Here's the rub: if your first reaction to joining a writer's group or asking a co-worker to read your stuff is "Uh, yikes," you're probably not ready. And that's okay. Keep writing, and someday you will be. Be aware, though, that in order to become better at your craft, you have to be willing to expose your story, warts and all, to people. You might think you've written the next The Eye of the World but what you've really written is nowhere close to that, and you've got to get your ego out of the way long enough to realize it. You are not perfect. Everything you write is not awesome. However, your alpha- and beta-readers will point out your strengths and your weaknesses. They will help you get your work as close to awesome as you can.

This might not seem possible now, but the more you have people read your stuff, the easier it gets. You'll say, "Tell me what you think," and you'll mean it. You'll get to a point where you hand someone a story and say, "Rip it apart, baby," and you'll be disappointed if they only have a few suggestions. You'll keep writing, they'll keep reading, and you'll get better.

Sunday, October 14, 2007

Get out of the way! Or: Don't anger the muse

When writers talk about writing, it's only a matter of time before the subject of the muse comes up. What does the term actually mean? In Greek mythology, the word "muse" refers to any of the nine daughters of Zeus and Mnemosyne; each goddess ruled over a specific field of art or science. When an artist today talks about a muse, they mean the source of their inspiration. So asking "where's your muse" is another way of asking "where's your inspiration?"

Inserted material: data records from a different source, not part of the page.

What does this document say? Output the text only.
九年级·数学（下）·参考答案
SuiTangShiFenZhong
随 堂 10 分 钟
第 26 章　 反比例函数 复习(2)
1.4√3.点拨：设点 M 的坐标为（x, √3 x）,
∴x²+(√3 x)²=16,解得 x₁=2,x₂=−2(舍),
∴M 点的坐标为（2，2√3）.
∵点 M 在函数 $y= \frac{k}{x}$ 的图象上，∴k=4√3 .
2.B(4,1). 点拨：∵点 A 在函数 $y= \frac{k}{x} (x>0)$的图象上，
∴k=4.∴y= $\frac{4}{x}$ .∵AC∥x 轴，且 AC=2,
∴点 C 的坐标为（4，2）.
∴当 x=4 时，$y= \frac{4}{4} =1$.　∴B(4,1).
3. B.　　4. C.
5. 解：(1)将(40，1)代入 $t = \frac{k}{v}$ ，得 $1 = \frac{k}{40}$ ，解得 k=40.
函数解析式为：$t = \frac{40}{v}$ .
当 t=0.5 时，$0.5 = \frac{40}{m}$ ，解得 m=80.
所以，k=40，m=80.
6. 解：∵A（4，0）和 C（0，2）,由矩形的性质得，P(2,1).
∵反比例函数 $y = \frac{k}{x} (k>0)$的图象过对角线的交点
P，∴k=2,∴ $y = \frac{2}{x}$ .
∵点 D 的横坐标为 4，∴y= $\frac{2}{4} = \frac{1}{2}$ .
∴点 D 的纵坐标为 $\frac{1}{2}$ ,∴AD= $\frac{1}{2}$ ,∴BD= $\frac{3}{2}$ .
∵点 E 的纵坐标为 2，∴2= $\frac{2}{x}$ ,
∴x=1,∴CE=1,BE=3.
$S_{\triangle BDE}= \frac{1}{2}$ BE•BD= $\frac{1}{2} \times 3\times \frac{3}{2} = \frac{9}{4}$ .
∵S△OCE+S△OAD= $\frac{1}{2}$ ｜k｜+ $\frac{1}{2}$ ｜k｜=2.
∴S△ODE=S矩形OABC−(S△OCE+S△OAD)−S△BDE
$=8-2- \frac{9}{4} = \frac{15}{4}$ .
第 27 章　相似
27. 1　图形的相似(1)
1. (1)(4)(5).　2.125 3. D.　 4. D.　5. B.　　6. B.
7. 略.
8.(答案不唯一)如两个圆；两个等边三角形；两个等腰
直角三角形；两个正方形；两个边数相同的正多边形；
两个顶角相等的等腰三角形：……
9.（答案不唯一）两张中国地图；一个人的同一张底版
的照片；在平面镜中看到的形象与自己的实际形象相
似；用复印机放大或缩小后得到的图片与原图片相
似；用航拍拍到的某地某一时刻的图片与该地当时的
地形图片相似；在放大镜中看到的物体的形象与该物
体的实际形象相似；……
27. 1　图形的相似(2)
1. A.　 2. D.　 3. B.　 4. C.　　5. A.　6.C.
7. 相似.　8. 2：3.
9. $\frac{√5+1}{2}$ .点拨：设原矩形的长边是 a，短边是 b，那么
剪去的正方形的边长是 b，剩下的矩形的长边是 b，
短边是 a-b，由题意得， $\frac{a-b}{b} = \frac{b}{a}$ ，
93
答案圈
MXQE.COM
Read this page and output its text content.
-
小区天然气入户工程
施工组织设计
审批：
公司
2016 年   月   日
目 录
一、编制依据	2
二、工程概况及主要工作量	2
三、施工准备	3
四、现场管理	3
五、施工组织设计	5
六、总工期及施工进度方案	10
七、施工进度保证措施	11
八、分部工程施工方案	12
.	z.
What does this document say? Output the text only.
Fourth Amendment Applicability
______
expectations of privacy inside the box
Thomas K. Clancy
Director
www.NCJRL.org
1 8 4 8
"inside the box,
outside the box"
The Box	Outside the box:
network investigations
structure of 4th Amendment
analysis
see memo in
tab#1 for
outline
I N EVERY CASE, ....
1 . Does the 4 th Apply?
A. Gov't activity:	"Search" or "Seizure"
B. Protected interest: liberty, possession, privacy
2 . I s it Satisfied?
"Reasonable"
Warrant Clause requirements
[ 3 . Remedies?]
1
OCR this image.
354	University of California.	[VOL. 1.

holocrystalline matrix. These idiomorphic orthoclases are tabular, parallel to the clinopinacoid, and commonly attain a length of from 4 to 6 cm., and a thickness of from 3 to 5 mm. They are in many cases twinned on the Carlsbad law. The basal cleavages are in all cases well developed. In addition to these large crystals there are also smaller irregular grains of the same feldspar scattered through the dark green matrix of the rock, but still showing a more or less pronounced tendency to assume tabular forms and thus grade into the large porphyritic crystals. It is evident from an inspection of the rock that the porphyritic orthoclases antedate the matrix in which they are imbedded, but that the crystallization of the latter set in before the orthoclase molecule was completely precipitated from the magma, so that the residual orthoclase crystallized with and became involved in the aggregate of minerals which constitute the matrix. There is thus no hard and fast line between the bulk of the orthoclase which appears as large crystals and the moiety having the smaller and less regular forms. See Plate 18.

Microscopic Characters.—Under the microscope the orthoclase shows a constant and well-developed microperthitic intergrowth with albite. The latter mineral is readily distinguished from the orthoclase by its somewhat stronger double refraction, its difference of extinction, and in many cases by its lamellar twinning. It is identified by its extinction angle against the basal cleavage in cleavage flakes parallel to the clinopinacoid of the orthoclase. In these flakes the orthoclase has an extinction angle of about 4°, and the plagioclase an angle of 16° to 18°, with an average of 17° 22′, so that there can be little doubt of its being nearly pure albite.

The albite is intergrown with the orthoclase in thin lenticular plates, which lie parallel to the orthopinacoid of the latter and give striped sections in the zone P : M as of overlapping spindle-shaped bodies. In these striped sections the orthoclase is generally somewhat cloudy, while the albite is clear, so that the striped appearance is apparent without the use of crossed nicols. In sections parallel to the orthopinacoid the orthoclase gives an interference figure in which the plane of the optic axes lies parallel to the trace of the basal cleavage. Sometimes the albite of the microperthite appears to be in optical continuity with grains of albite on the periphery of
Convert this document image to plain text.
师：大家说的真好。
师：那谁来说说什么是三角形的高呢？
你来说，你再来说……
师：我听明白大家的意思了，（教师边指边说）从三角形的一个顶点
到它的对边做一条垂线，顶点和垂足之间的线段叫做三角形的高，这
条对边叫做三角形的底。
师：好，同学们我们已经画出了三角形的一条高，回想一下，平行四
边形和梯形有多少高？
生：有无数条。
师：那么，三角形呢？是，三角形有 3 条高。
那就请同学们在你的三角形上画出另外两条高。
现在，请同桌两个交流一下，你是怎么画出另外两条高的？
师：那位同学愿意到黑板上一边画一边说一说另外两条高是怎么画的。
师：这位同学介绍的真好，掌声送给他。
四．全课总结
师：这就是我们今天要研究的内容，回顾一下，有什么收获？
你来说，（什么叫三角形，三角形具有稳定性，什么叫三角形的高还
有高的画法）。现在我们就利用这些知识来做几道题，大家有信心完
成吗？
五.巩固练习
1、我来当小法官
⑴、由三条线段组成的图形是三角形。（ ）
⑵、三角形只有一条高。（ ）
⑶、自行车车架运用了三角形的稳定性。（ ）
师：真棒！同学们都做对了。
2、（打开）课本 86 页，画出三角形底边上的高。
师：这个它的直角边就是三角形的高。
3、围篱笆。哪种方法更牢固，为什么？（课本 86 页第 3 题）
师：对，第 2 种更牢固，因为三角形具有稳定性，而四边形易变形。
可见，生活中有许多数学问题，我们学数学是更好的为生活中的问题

So, then, the muse. For some writers, it helps to actually visualize their muse as a grumpy man in the next room or three sisters in the basement. Others might use a photograph of their main character or other tangible item that could have been pulled from their story. Some listen to music that their characters would like. Still others claim to not have a muse.

Many moons ago, I used to be one of the latter. I bristled at the notion that motivation could come from something other than myself. Recently, though, I realized I've had a muse all along; it just wasn't easily recognizable because it changed with every story I wrote. During The Gemstone Prophecy trilogy, I imagined a magical stone I could hold in my hand. As "Return of the Black Seraph" happened, I held fast to the desperation and despair my protagonist must feel. For my current short story project, "Gabriel's Wish," I find that I do my best work while listening to the What Women Want movie soundtrack.

Basically, it comes down to this: get out of the story's way. Let it be written how it wants to be written. If that means hand-writing instead of typing or working at a cafe instead of at home or listening to music instead of total silence, do it. And don't question it. Let the writing happen.